Single by Olivia Dean

from the EP What Am I Gonna Do On Sundays?
- Released: 7 August 2020
- Length: 2:56
- Label: AMF; EMI;
- Songwriters: Olivia Dean; Bastian Langebæk; Max Wolfgang;
- Producers: Felix Joseph; Bastian Langebaek;

Olivia Dean singles chronology
| "Baby Come Home" (2020) | "The Hardest Part" (2020) | "Echo" (2020) |

Olivia Dean singles chronology
| "Carmen" (2023) | "The Hardest Part" (duet version) (2023) | "Ladies Room" (2023) |

Leon Bridges singles chronology
| "If You Were Mine" (2023) | "The Hardest Part" (duet version) (2023) | "It Was Always You (Siempre fuiste tú)" (2024) |

= The Hardest Part (Olivia Dean song) =

2020 single by Olivia Dean

"The Hardest Part" is a song by English singer-songwriter Olivia Dean, released in August 2020 as the lead single from her second extended play, What Am I Gonna Do on Sundays? and later added onto her debut album Messy. As of June 2023, it had been streamed over 117 million times.

Upon release, Dean told Haste Magazine: "I had literally just come out of a really serious relationship that I was in for two years. And it really felt like the closing chapter, you know when you're closing a chapter and starting a new one. And I just didn't want to be really sad. So I just wanted to write a song that was like a positive outlook on moving on from someone and growing up, and accepting that we're different people now. And it's sad but unfortunately we can't really go back so we need to go forward. So 'The Hardest Part' was really a song that I needed to write for myself to just remind me 'You're moving on babe and you're doing OK'."

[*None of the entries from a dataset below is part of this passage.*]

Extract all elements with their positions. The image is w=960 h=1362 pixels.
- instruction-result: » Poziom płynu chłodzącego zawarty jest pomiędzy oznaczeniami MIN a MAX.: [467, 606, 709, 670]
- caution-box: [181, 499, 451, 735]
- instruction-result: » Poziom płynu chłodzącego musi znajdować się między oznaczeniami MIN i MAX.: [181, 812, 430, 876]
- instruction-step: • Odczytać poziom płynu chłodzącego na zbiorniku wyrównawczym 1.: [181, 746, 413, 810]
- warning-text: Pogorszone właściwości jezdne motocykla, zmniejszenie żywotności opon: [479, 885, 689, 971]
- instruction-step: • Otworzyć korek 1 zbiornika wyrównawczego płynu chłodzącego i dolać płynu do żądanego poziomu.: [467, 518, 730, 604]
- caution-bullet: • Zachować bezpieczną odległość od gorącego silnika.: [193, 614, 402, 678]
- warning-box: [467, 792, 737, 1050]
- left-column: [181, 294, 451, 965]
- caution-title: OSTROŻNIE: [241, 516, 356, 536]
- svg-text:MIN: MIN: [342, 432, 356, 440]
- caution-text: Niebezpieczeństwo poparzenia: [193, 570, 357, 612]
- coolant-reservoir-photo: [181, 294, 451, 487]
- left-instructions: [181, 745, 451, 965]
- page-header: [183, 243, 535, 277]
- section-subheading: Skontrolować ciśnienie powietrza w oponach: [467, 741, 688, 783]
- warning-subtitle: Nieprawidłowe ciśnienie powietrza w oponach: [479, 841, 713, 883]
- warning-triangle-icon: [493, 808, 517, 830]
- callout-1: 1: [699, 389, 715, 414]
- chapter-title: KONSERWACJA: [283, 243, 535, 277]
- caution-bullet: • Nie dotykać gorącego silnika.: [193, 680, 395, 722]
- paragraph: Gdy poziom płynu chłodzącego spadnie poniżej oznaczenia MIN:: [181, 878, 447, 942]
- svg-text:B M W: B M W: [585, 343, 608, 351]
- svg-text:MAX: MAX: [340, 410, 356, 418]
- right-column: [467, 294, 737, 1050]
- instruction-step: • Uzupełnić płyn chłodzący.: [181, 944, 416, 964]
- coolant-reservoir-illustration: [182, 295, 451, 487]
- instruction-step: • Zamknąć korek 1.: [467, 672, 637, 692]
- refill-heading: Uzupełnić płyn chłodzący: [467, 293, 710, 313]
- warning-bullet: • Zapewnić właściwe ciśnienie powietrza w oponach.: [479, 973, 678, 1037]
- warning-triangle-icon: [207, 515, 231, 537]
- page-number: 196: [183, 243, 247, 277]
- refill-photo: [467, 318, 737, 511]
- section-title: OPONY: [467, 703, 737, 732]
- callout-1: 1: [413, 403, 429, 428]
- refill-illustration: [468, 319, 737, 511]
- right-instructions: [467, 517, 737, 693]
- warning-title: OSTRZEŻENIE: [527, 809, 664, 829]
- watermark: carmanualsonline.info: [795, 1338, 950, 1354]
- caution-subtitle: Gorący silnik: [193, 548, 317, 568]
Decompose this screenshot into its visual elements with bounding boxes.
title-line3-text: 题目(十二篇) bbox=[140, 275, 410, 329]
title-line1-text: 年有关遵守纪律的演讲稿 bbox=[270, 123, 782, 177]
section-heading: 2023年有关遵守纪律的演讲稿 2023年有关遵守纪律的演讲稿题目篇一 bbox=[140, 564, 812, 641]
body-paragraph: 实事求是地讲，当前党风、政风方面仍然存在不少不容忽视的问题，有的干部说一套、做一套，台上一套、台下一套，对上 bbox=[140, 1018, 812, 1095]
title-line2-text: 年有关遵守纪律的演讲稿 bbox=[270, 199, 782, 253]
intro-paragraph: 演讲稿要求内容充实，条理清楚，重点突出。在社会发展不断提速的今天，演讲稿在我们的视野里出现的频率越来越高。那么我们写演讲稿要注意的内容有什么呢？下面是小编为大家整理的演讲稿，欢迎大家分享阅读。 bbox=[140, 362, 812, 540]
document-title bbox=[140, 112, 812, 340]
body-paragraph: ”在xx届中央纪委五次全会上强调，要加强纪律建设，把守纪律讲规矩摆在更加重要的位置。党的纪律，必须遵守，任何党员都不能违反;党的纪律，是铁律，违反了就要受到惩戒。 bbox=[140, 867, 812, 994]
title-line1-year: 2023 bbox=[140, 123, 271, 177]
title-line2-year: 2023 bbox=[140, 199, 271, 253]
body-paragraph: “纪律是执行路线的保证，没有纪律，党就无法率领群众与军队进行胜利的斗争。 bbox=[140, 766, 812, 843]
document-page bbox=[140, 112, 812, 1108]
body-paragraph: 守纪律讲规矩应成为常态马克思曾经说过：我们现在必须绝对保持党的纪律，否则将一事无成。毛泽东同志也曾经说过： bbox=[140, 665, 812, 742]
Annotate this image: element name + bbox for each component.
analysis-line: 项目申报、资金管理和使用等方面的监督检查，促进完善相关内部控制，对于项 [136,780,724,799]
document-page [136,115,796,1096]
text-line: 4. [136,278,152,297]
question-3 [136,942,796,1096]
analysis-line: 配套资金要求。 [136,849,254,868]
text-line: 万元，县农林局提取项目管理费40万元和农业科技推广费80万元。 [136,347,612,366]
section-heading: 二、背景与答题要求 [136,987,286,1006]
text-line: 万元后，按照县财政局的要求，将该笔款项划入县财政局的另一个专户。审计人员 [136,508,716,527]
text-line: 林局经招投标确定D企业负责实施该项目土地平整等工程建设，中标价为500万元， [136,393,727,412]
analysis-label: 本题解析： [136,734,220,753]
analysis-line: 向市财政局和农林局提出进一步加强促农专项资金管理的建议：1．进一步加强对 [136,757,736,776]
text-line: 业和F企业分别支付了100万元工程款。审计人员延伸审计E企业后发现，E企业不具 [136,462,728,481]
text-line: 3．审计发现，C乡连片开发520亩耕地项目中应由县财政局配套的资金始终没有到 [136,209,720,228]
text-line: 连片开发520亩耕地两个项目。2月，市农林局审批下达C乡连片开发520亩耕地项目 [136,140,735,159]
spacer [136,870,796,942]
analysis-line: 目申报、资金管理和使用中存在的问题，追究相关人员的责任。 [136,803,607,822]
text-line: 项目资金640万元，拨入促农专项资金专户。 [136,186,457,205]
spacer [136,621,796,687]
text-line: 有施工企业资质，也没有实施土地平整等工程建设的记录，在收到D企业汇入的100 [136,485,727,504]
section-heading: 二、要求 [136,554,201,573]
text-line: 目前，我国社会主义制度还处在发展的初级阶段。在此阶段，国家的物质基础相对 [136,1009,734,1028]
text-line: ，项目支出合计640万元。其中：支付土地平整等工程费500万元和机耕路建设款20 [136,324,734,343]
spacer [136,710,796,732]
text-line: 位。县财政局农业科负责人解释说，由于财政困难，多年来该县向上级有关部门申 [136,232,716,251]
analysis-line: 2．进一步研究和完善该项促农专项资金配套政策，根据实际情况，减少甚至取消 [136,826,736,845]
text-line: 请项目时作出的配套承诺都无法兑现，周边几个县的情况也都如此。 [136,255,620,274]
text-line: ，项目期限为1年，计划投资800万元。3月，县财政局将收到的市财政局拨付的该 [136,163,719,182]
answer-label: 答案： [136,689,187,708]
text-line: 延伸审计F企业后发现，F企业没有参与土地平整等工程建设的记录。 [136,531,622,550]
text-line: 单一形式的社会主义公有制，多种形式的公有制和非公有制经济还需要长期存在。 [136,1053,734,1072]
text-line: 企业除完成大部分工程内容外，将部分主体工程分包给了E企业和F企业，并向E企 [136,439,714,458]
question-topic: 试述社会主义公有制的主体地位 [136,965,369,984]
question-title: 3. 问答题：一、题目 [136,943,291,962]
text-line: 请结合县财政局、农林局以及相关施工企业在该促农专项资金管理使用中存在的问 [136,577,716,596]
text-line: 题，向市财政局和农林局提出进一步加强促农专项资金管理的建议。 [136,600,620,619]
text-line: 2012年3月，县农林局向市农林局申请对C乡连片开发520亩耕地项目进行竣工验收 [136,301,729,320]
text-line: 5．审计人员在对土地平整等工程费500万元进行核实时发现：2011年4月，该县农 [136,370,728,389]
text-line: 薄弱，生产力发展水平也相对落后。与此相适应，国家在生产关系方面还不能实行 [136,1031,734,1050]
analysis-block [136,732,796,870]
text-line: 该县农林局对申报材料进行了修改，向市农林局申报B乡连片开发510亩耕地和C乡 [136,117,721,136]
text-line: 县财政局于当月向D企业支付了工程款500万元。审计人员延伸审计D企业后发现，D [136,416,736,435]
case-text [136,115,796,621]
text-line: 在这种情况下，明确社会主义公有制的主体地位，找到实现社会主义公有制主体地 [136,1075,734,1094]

In June 2023, Dean released a re-recorded version the song with Leon Bridges, with Bridges saying: "The first time I heard 'The Hardest Part', it hit me as a 'one-listen' record. Just has that instant classic feel. Olivia paints such a beautiful world with the song and I'm honoured she asked me to join it."

==Track listing==
Digital single
1. "The Hardest Part" – 2:56

Digital single
1. "The Hardest Part" (with Leon Bridges) – 2:56
2. "The Hardest Part" (live at Koko) – 3:17
3. "The Hardest Part" (acoustic) – 2:55
4. "The Hardest Part" – 2:56

==Charts==

Chart performance for "The Hardest Part"
| Chart (2025–2026) | Peak position |
|---|---|
| Australia On Replay Singles (ARIA) | 3 |
| Global 200 (Billboard) | 109 |
| Ireland (IRMA) | 22 |
| Netherlands (Single Top 100) | 49 |
| New Zealand Catalogue Singles (RMNZ) | 2 |
| UK Singles (Official Charts) | 19 |

Chart performance for "The Hardest Part" (duet version)
| Chart (2023–2026) | Peak position |
|---|---|
| Lithuania Airplay (TopHit) | 27 |
| New Zealand Hot Singles (RMNZ) | 27 |
| Sweden (Sverigetopplistan) | 75 |
| US Adult Alternative Airplay (Billboard) | 20 |

==Certifications==

Certifications for "The Hardest Part"
| Region | Certification | Certified units/sales |
| Australia (ARIA) | Platinum | 70,000^{‡} |
| Canada (Music Canada) | Gold | 40,000^{‡} |
| Denmark (IFPI Danmark) | Gold | 45,000^{‡} |
| New Zealand (RMNZ) | 3× Platinum | 90,000^{‡} |
| United Kingdom (BPI) | 2× Platinum | 1,200,000^{‡} |
^{‡} Sales+streaming figures based on certification alone.